I’m not trying to scare anyone off. .If you are not comfortable wielding a knife or using steps that take a lot of prep and sub-component time, then you are probably not going to enjoy (or even try) making any of these recipes. But, if you have tackled involved recipes before (e.g. Cog Au Vin, Croissants, Peking Duck) and don’t mind a challenge, then you will find these dishes well within your abilities.
To me, the entire point of this book is how to apply imagination to food. Even if you never make a single recipe exactly as the author does, it will give you ideas that you can try in your own cooking. Sure, these are oh-so-chic dishes and presentations, but they are fun, also. Beyond adding a mandolin and perhaps one or two other specialty items to your existing stock of kitchen tools, pretty much everything can be made in the home kitchen. (And, really, haven’t we all wanted that blowtorch for Crème Brulee any way?)
I only borrowed a copy of this from my local library branch. Now, I’m going to have to buy at least three copies: one for me, and one for each of my siblings. If nothing else, we can whack each other over the head come Christmas!
In the end this is a very stylistic & artsy book about stylistic & artsy food. But that is what makes it work so well. It has good, clearly written instructions. It is constructed in a way that it builds on itself and the techniques that are presented throughout its pages. It has enough personal touches, philosophy, and insights that you feel you know why Mr. Richard chose to create his dishes and then share with you. Given what it set out to be, this is easily a 5-star book. In the hands of a motivated person, it should be a very happy experience, indeed.

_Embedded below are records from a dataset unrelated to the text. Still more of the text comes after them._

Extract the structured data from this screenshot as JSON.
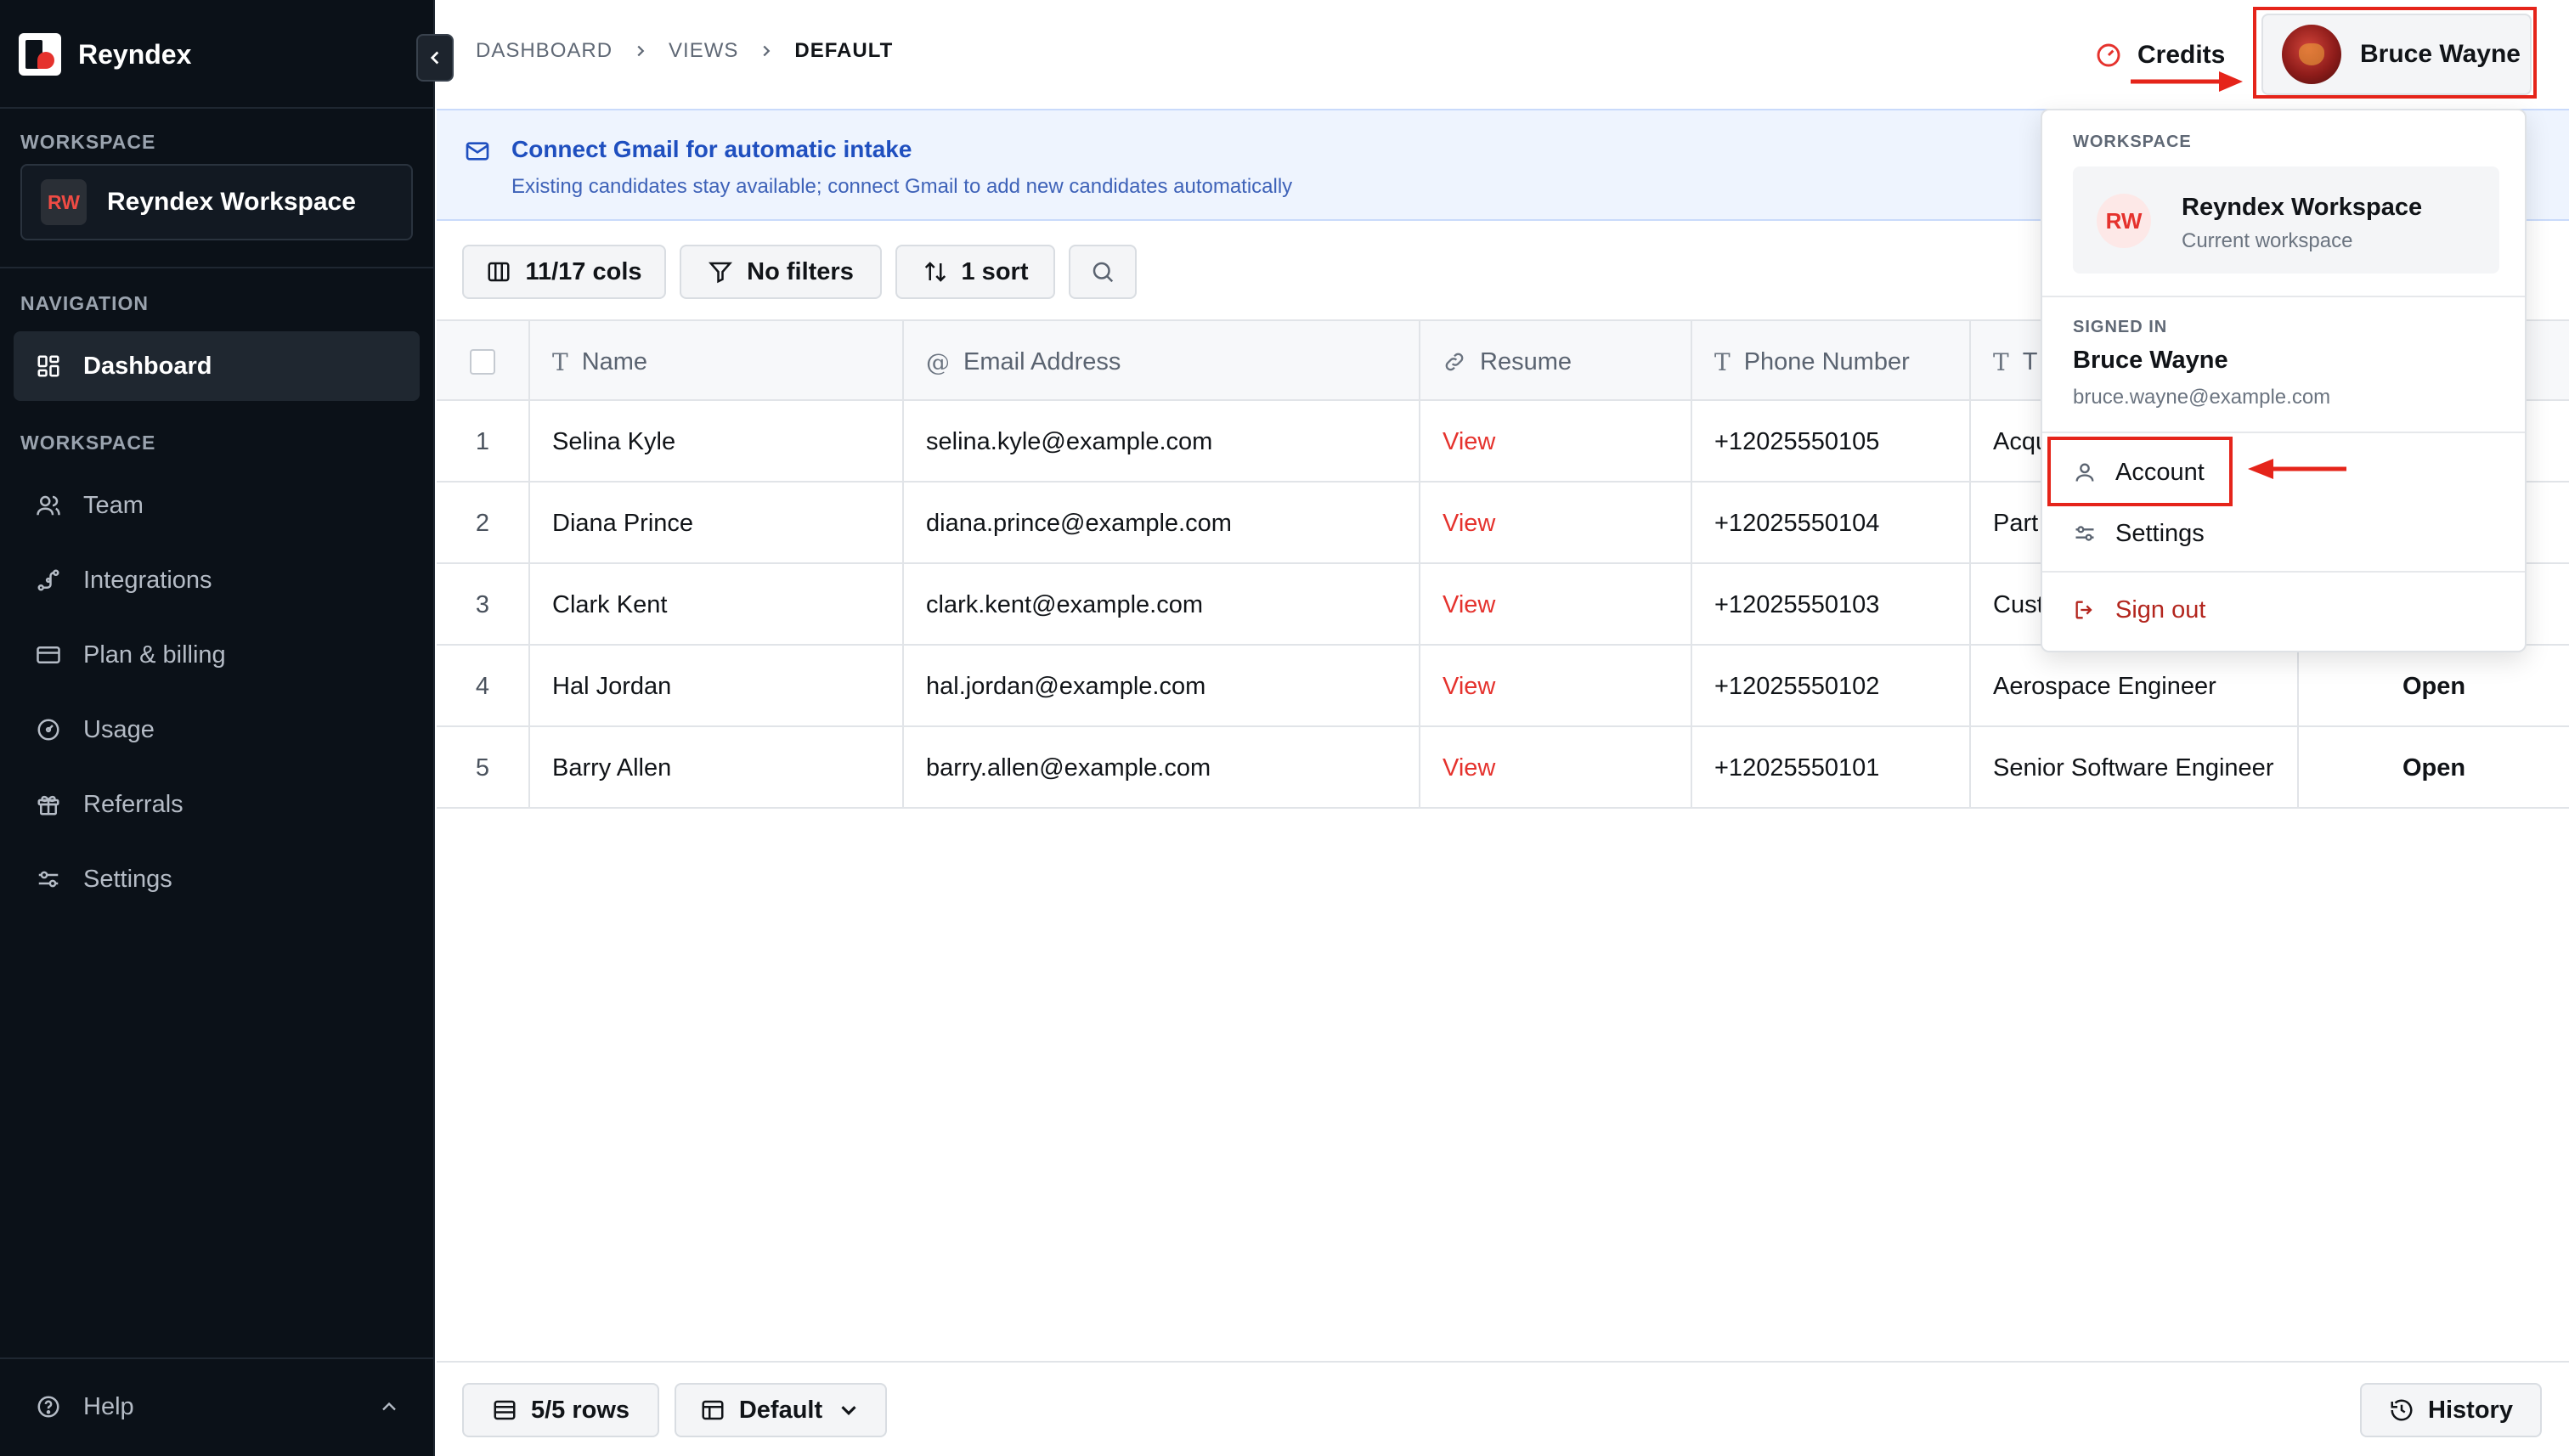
{
  "app": {
    "name": "Reyndex"
  },
  "sidebar": {
    "workspace_section": "WORKSPACE",
    "workspace": {
      "initials": "RW",
      "name": "Reyndex Workspace"
    },
    "navigation_section": "NAVIGATION",
    "workspace_nav_section": "WORKSPACE",
    "items": [
      {
        "label": "Dashboard",
        "icon": "dashboard-icon",
        "active": true
      },
      {
        "label": "Team",
        "icon": "users-icon"
      },
      {
        "label": "Integrations",
        "icon": "integrations-icon"
      },
      {
        "label": "Plan & billing",
        "icon": "credit-card-icon"
      },
      {
        "label": "Usage",
        "icon": "gauge-icon"
      },
      {
        "label": "Referrals",
        "icon": "gift-icon"
      },
      {
        "label": "Settings",
        "icon": "sliders-icon"
      }
    ],
    "help_label": "Help"
  },
  "breadcrumb": [
    "DASHBOARD",
    "VIEWS",
    "DEFAULT"
  ],
  "header": {
    "credits_label": "Credits",
    "user_name": "Bruce Wayne"
  },
  "banner": {
    "title": "Connect Gmail for automatic intake",
    "subtitle": "Existing candidates stay available; connect Gmail to add new candidates automatically"
  },
  "toolbar": {
    "cols_label": "11/17 cols",
    "filters_label": "No filters",
    "sort_label": "1 sort"
  },
  "table": {
    "columns": [
      "Name",
      "Email Address",
      "Resume",
      "Phone Number",
      "T"
    ],
    "rows": [
      {
        "n": "1",
        "name": "Selina Kyle",
        "email": "selina.kyle@example.com",
        "resume": "View",
        "phone": "+12025550105",
        "title": "Acqu",
        "status": ""
      },
      {
        "n": "2",
        "name": "Diana Prince",
        "email": "diana.prince@example.com",
        "resume": "View",
        "phone": "+12025550104",
        "title": "Part",
        "status": ""
      },
      {
        "n": "3",
        "name": "Clark Kent",
        "email": "clark.kent@example.com",
        "resume": "View",
        "phone": "+12025550103",
        "title": "Cust",
        "status": ""
      },
      {
        "n": "4",
        "name": "Hal Jordan",
        "email": "hal.jordan@example.com",
        "resume": "View",
        "phone": "+12025550102",
        "title": "Aerospace Engineer",
        "status": "Open"
      },
      {
        "n": "5",
        "name": "Barry Allen",
        "email": "barry.allen@example.com",
        "resume": "View",
        "phone": "+12025550101",
        "title": "Senior Software Engineer",
        "status": "Open"
      }
    ]
  },
  "footer": {
    "rows_label": "5/5 rows",
    "view_label": "Default",
    "history_label": "History"
  },
  "dropdown": {
    "workspace_section": "WORKSPACE",
    "workspace_initials": "RW",
    "workspace_name": "Reyndex Workspace",
    "workspace_sub": "Current workspace",
    "signed_in_section": "SIGNED IN",
    "user_name": "Bruce Wayne",
    "user_email": "bruce.wayne@example.com",
    "account_label": "Account",
    "settings_label": "Settings",
    "signout_label": "Sign out"
  },
  "colors": {
    "accent_red": "#e5322d",
    "sidebar_bg": "#0b1118",
    "banner_bg": "#eef4fe",
    "annotation": "#e5241a"
  }
}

In the introduction, the chef is quoted as saying "I want to do a book, but not a chef's book," which the writer defines as "one of those earnest paeans to haute cuisine that are chock-full of uncookable recipes."
But this book is far from practical. I found nothing that I was willing to invest my time and energy in. Sorry, I won't be making baskets out of a strand of potato wrapped around a cucumber and deep fried. Nor will I be buying a special Japanese mandoline with julienne blades. Sure, I'd probably find this food quite delicious at a restaurant, but I don't see much use for this book in the average kitchen.
It's delightful to read about a chef who so loves food he's willing to try new things all the time. But so much of what Michel Richard cooks simply won't translate to my home kitchen, so I was disappointed in that regard. Still, it's a beautiful book.
The photographs are stunning, but the recipes aren't ones I would ever make and it seemed more like an advertisement for kitchen gadgets. Glad it was a library book and not a purchase.
Michel Richard is the penultimate ingenious French chef. His recipes are clear, concise, unique, and taste wonderful. This is becoming my home culinary Bible.
This is an absolutely gorgeous book with simple, elegant recipes. Full color pictures accompany most recipes, and may recipes have less than 8 ingredients. I also liked that this book didn't have a bunch of odd ingredients or spices/herbs that you will only use once. I loved looking through the book and can't wait to try out some of the recipes.